It looks like everyone is employed in the service sector, but manufacturing is sputtering. There were 44,000 new construction jobs and a whopping 72,000 in Education and health services. But manufacturing lost another 12,000 jobs in January; the same as in December.
That is why average hourly earnings (i.e., wages) are barely rising above inflation, and interest rates and inflation remain so low. This ‘goldilocks’ scenario must be due to the 2-year trade war, and now China’s coronavirus pandemic that the World Health Organization has called a “global public-health emergency.”
In other words, American consumers are scooping up lots of cheap consumers goods from other countries, but manufacturers aren’t exporting enough to create a positive balance of payments.
So stock and bond prices are gyrating when the world economy doesn’t seem to know what to make of China’s coronavirus that has now spread to some 23 countries, according to latest reports.
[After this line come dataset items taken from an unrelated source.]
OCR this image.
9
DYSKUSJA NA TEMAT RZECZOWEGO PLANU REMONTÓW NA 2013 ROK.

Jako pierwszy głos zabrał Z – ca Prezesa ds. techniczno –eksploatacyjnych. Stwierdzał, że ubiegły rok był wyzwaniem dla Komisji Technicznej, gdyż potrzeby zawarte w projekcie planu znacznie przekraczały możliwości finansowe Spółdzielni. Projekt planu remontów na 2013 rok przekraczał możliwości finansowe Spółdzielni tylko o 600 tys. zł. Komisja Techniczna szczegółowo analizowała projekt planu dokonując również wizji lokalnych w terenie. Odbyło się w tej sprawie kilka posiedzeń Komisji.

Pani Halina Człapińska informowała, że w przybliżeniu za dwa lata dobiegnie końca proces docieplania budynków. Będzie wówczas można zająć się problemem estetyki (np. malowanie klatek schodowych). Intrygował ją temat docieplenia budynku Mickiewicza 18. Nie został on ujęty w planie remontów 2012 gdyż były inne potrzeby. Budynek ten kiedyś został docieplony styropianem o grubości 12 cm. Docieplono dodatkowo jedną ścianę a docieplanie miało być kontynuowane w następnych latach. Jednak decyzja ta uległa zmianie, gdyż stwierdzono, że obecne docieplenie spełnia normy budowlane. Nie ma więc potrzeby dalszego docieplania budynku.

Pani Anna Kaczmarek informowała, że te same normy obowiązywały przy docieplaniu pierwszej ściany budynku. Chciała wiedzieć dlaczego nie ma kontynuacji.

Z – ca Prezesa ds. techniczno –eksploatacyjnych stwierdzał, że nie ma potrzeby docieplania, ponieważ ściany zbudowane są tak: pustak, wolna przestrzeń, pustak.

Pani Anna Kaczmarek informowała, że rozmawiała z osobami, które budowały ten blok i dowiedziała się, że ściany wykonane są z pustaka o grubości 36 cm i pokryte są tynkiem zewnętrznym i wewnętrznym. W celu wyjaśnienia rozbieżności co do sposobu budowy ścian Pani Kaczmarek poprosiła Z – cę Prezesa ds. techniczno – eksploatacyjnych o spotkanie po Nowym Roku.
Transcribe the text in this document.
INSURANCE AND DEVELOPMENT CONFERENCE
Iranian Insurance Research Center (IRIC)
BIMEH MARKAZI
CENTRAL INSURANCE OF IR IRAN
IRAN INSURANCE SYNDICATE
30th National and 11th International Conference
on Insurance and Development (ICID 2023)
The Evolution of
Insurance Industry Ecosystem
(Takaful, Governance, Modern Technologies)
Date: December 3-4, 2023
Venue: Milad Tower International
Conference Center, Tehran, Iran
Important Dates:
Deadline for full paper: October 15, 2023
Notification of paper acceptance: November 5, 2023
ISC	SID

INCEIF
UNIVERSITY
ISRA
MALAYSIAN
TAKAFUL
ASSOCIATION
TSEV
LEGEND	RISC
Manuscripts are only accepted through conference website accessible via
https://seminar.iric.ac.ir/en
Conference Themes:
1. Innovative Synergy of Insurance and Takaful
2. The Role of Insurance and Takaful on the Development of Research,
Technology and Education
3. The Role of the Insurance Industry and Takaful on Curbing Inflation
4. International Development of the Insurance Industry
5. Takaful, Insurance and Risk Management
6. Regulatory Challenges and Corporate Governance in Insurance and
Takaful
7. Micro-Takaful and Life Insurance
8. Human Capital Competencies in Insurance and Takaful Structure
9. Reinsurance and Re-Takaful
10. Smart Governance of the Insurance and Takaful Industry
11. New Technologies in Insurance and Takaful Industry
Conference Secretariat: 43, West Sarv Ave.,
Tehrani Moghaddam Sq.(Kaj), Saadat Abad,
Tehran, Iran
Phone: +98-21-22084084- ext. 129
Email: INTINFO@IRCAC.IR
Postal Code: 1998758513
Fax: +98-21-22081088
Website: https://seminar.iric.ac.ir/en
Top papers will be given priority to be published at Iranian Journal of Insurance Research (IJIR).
Here are the latest coronavirus numbers, according to the Washington Post, as it is approaching the SARS pandemic totals of 2003, and may turn out to be more deadly as the virus mutates into a possibly more virulent strain:
Chinese health officials say they confirmed more than 31,000 cases of the coronavirus, more than 4,800 of them considered severe. The death toll surpassed 630, with fatalities almost entirely confined to China.
● An additional 41 people on board the Diamond Princess cruise liner, which has been quarantined in Japan, have tested positive for coronavirus, bringing the total to 61.
● Another cruise ship, the Westerdam, is at sea, and its crew is unsure where to go next, after being denied entry to the Philippines, Japan and South Korea. Passengers blame an ill-advised port stop in Hong Kong, where the boat took on many new passengers.
● Two charter flights carrying about 300 Americans out of the virus-hit city of Wuhan are expected to arrive in the United States on Friday. A flight carrying mainly Canadian evacuees landed in Ontario on Friday morning.
So let us take some comfort that American jobs aren’t yet at risk. In fact, the 2003 SARS pandemic occurred during the housing bubble, and record economic growth during that decade. But what followed was the Great Recession.
That’s why most economists aren’t touting January’s very robust job numbers as a harbinger of a better year just yet. There may be more bad news coming, and interest rates are still at record lows, which mean the financial markets are hedging their bets for another rainy day.